Nothing your kids do now is any different than what you did as a kid just you can't remember how shitty it was staring at the wall all night because you were forbidden to go out on a school night, TV was complete shit, the radio played nothing but bland shit and you had nothing interesting to read since your parents denied you any literature they didn't want you to see. My parents discovered a philosophy book that doubted the existence of God and they shredded it in front of me, so I went online and read it. I had to sneak out of my house in the middle of the night just so I could see my Grade 8 girlfriend to talk for a few hours in a dangerous pitch black park. Now you can just text each other or jump on chat instead of wandering the streets at one in the morning.

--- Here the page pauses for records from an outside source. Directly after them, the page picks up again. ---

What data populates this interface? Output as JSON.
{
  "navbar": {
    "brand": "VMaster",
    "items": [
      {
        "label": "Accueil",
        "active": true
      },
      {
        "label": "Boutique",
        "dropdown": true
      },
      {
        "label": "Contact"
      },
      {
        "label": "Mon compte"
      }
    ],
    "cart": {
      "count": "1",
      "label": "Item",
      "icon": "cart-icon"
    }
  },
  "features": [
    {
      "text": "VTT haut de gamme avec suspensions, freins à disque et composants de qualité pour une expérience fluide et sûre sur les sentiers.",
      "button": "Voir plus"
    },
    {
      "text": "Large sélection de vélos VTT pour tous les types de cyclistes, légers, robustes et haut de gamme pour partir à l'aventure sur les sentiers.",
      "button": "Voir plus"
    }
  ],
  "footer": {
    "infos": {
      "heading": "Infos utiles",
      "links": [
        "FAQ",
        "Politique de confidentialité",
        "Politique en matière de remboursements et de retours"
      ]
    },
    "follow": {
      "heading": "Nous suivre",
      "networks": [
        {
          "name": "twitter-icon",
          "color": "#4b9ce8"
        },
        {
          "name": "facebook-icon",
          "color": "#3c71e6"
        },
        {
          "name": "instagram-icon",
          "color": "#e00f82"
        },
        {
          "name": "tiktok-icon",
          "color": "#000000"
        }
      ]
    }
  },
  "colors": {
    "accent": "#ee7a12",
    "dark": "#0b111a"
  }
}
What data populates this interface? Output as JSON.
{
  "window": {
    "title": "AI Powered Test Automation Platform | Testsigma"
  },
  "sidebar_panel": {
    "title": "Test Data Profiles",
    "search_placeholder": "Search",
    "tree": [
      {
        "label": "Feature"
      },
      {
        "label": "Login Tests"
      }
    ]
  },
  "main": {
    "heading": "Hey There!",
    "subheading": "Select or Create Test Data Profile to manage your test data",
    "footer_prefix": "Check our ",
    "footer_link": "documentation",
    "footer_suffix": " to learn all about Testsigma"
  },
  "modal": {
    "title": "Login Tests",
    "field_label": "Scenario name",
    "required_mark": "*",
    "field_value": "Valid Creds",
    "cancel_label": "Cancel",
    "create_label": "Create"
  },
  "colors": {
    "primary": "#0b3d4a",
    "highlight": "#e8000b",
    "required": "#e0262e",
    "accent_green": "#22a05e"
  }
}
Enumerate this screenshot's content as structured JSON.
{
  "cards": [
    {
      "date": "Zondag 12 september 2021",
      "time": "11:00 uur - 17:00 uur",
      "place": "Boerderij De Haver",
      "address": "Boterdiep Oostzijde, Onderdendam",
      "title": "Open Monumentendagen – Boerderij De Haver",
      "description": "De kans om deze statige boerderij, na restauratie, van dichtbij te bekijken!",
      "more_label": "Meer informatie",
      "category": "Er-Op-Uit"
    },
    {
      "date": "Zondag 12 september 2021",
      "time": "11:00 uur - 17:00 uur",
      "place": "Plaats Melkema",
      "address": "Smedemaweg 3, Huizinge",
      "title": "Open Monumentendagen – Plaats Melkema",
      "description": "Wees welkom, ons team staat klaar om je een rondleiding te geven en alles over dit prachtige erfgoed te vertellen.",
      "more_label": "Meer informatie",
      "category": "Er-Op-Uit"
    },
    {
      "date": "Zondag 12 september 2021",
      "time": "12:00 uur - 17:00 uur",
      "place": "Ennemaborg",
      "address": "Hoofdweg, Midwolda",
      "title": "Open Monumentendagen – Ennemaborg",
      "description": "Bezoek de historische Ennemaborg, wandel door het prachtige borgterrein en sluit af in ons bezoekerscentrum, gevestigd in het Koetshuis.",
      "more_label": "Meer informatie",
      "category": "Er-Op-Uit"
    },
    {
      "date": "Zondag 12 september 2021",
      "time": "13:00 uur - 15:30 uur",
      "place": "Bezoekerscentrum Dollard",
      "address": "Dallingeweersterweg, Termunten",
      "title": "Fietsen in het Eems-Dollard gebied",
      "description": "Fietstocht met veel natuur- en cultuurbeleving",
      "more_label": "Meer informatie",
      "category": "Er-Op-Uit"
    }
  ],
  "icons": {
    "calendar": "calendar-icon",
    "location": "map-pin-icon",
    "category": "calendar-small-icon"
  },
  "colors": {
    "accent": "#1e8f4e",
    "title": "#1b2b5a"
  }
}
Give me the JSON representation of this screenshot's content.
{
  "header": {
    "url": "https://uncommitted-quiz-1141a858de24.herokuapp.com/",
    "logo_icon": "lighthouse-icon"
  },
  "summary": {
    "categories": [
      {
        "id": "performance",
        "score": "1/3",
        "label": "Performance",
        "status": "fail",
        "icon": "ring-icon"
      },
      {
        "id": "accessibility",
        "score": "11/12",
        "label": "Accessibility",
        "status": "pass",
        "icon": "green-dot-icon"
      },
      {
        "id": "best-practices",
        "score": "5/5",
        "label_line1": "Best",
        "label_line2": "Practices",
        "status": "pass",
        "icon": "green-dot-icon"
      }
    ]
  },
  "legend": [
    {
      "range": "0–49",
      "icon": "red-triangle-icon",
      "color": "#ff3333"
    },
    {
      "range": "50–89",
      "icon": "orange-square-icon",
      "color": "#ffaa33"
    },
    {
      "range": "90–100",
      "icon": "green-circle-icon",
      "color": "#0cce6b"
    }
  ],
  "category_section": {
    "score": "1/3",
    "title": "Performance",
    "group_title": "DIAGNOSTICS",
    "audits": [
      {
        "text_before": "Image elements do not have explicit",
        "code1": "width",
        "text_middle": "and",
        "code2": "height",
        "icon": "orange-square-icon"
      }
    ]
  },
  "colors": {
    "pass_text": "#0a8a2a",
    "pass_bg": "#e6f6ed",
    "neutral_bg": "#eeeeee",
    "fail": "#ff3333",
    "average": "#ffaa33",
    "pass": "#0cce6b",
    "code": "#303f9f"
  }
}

EDIT: I bet his kids already have smart phones and just hide them. Every school has a small trading economy just trade an older Android in exchange for homework being done or sell something. A kid in my school sold candy in grade 5 all the other kids bought daily. He was super rich by kid standards. I traded a bunch of hacker tfilez and private invites to warez boards in exchange for a pager in 1991. Another kid would rent his father's porn mags and videos out, and in Grade 8 a kid in my school would sell cheat codes and finishing moves to video games in the arcades. You could also pay the kid who worked in the office to give you a late slip instead of getting the standard detention and lecture.


It sounds like you may be projecting your difficult experience with your parents on LCK. I don't get the feeling he is nearly that hardcore. Also, denying access to bad habits is quite different than destroying books with "dangerous" ideas.